Mechanically the game does have its problems whether you are fighting the camera or being blindsided by enemies. There's an overabundance of quick time events for several actions, including the frequent grappling by the undead. You may even find the shooting system a bit unforgiving, but for the most part I can look past these issues. The biggest problem I have with Resident Evil 6 is it offers a lot of variety in the way of handling the situations thrown at you, but there is virtually no tutorial or even a manual to tell you that you are capable of certain things. For instance, if you are playing the game in single player there are ways to tell your AI partner to do certain things, but it's nowhere to be found in any of the game's menus. Instead, to find out the controls, you'll need to download a PDF from Capcom's website or if you are lucky, catch it on a loading screen.

It's also hit or miss from the co-op side of things for game mechanics. Playing online Resident Evil 6 is a blast, dropping in and out of a game is smooth and seamless. Both players get healed if they pop some pills or spray themselves when standing close together, promoting teamwork. Another great feature of online co-op is that each player gets their own copy of items to pick up so there's no fighting for ammo. But if you are playing Resident Evil 6 in split-screen, it's a fight for ammo as the double spawning doesn't take place. Also during couch co-op play there are some quirky camera and screen oddities that are distracting.

Outside of the core game there's some alternative modes buried in the "extras" menu. You can jump into other players' games as a zombie in the agent hunt mode, something I was unable to try in a dozen attempts to find a match. Allowing players to "raid" your game is something you must turn on when starting game, but I don't think it's entirely obvious what it is. There's also a return of the Mercenaries mode. This is a fun, arcadey diversion that can be played in singleplayer or co-op and earn you skill points for your characters. Sadly, there's only three maps out of the box for Mercenaries and three primary characters to choose from - none of the co-op partners are present for whatever reason.
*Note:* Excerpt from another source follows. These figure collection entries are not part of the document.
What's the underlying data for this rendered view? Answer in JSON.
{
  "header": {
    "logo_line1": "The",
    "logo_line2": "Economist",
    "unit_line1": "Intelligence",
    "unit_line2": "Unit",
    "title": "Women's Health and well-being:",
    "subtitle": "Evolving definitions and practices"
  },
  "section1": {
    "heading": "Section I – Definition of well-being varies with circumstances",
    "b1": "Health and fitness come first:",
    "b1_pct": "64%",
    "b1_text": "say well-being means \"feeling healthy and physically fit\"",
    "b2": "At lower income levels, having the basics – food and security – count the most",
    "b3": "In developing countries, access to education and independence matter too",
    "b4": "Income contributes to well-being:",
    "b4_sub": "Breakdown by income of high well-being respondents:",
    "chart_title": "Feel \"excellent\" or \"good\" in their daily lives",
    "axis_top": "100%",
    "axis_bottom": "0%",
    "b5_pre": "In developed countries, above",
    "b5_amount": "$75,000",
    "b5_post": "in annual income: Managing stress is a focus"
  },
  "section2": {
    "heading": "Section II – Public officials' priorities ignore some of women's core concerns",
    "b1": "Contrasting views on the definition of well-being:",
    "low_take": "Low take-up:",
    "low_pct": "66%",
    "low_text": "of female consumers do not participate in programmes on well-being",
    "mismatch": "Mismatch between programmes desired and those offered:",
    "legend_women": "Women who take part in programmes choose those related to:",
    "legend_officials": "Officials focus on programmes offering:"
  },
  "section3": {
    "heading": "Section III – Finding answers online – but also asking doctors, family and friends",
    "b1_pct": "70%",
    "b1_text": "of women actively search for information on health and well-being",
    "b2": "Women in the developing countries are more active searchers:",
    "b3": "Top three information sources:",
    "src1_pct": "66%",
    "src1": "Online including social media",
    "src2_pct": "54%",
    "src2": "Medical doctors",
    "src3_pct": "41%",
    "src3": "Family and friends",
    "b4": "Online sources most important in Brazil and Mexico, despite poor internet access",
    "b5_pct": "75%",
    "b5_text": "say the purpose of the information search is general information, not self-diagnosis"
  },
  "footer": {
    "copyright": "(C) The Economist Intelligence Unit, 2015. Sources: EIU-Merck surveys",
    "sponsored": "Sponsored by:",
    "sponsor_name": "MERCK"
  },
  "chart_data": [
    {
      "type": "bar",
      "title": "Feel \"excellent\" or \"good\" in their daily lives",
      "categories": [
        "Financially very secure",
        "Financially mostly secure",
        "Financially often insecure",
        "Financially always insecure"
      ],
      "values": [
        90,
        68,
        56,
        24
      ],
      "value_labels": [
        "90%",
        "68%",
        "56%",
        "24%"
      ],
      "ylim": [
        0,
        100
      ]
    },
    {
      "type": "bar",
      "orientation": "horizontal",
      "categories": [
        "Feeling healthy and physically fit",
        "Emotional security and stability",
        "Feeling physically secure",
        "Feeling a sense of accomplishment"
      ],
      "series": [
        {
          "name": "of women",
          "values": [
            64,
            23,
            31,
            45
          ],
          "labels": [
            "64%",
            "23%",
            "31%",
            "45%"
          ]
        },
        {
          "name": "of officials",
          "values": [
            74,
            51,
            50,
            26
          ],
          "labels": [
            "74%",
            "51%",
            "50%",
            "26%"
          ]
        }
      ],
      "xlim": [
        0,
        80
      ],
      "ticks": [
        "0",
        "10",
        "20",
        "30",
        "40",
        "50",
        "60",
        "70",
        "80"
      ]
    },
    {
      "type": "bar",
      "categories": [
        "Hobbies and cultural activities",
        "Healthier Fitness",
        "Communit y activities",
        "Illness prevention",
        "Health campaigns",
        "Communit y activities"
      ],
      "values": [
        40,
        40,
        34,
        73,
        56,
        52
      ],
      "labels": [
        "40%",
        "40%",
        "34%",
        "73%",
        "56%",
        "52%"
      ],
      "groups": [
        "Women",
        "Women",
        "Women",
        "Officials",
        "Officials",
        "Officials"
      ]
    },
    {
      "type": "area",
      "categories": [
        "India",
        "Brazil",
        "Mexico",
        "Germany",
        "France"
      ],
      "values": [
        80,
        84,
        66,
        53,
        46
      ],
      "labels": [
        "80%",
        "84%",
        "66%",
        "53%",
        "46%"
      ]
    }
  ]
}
Resident Evil 6 is an ambitious game on many levels and I can't help but feel with a little AAA polish it could have been something really great. Some of the earlier set pieces in Leon's campaign are top notch, showcasing the high production values and fun that can be found throughout. On the flip side it seems that all the time and effort on certain "popcorn moments" have caused basic gameplay elements to be lost. I can't say enough good things about the intersection mechanic and the potential it showcases, not only for what's there, but for what other developers might try to do in the future. If anything has to be Resident Evil 6's legacy, let it be that.

The Co-Optimus review of Resident Evil 6 is based on the Xbox 360 version of the game.